The authors studied the prevalence and concurrent validity of the dissociative disorders in a private psychiatric hospital inpatient setting over a period of 8 months. All consenting patients admitted over a period of 8 months were administered the 8-item taxometric subscale of the Dissociative Experiences Scale (DES-T) and the Dissociative Disorders Interview Schedule (DDIS) by one interviewer. A second interviewer then administered the Structured Clinical Interview for DSM-IV Dissociative Disorders (SCID-D). Subsequently, a third interviewer conducted clinical diagnostic interviews on subjects positive and negative for dissociative disorders according to the previous interviewers. The second and third interviewers were blind to the results of the preceding interviews.

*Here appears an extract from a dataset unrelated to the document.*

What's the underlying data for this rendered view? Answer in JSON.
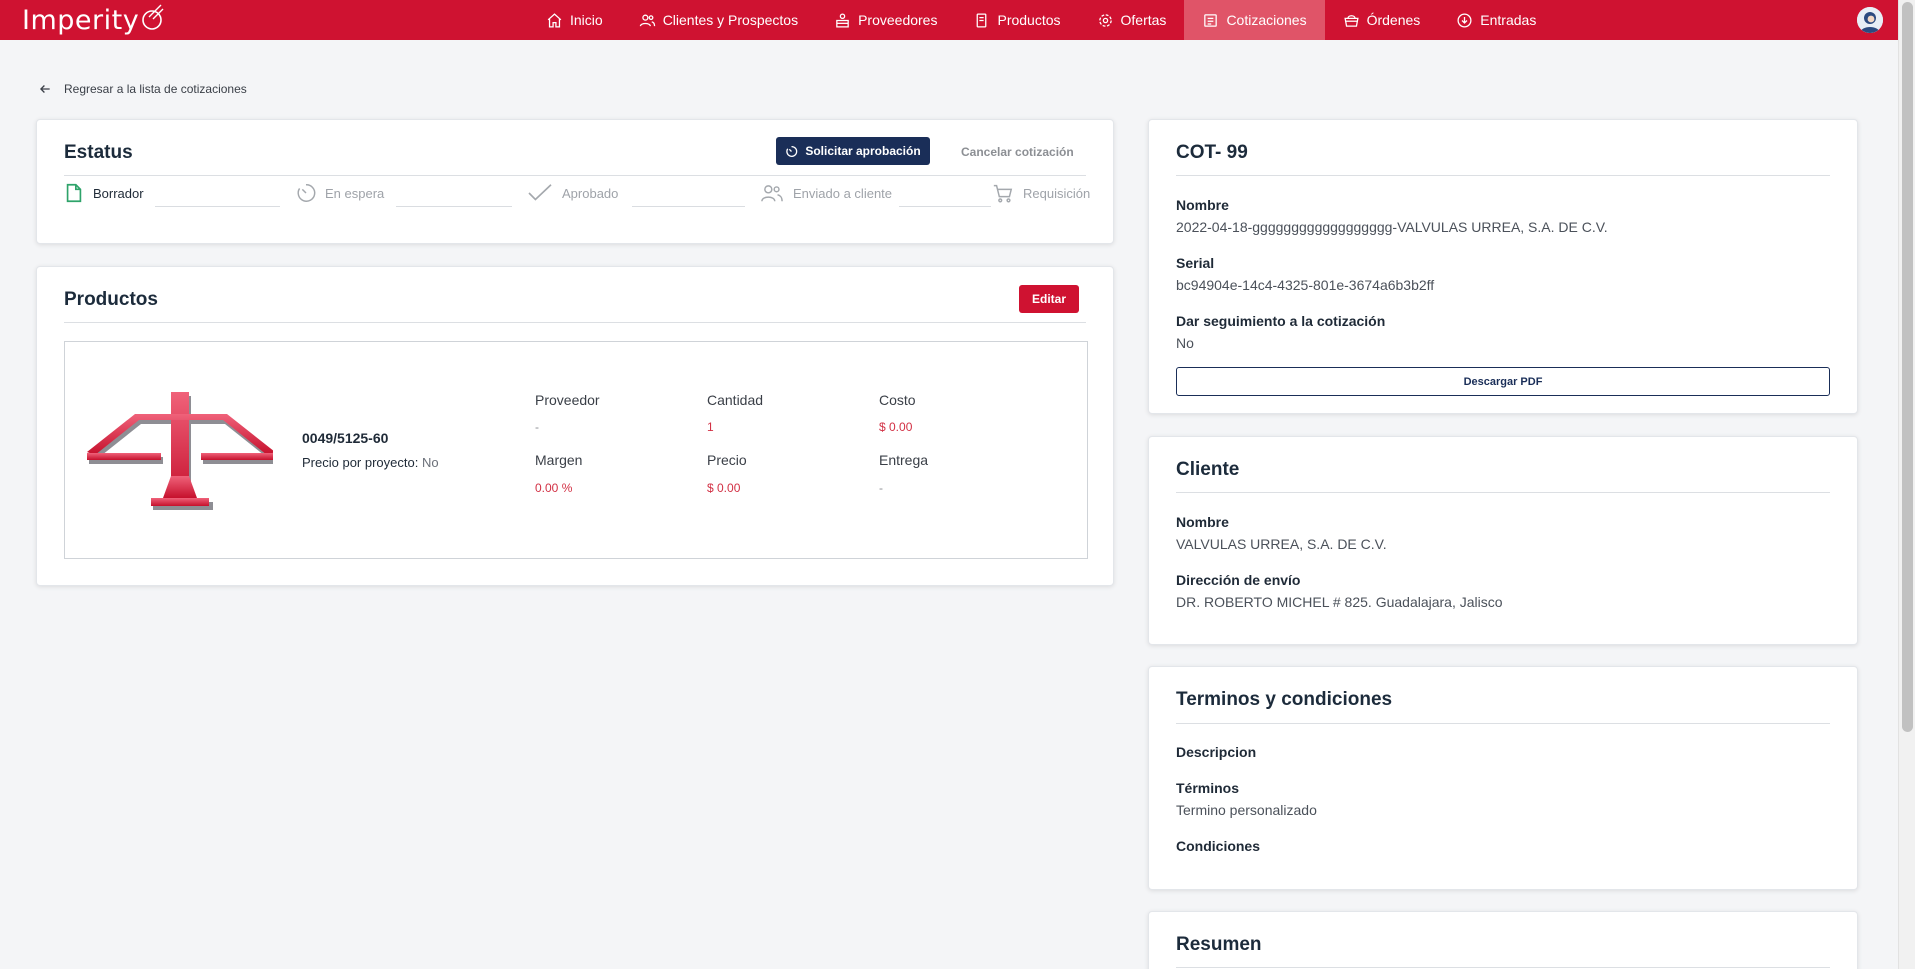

A total of 407 individuals were admitted; of these, 201 completed the DES-T and DDIS; of these, 110 completed the SCID-D; and of these, 50 completed a clinical interview. The lifetime prevalences of dissociative disorders among the interviewed subjects were: DDIS, 40.8%; SCID-D, 44.5%; and clinician, 28.0%. The lifetime prevalences of dissociative identity disorder were: DDIS, 7.5%; SCID-D, 9.1%; and clinician, 10.0%. Kappas for presence of dissociative identity disorder or dissociative disorder not otherwise specified versus no dissociative disorder were: DDIS-DES-T, 0.81; SCID-D-DES-T, 0.76; clinician-DES-T, 0.74; DDIS-SCID-D, 0.74; DDIS-clinician, 0.71; and SCID-D-clinician, 0.56. Kappas for dissociative amnesia and depersonalization disorder were not significant. Dissociative disorders, including dissociative identity disorder, are common in inpatient settings. Chronic, complex dissociative disorders have good concurrent validity. Dissociative fugue is too rare for reliability data to be accumulated. Dissociative amnesia and depersonalization disorder did not demonstrate validity in this study.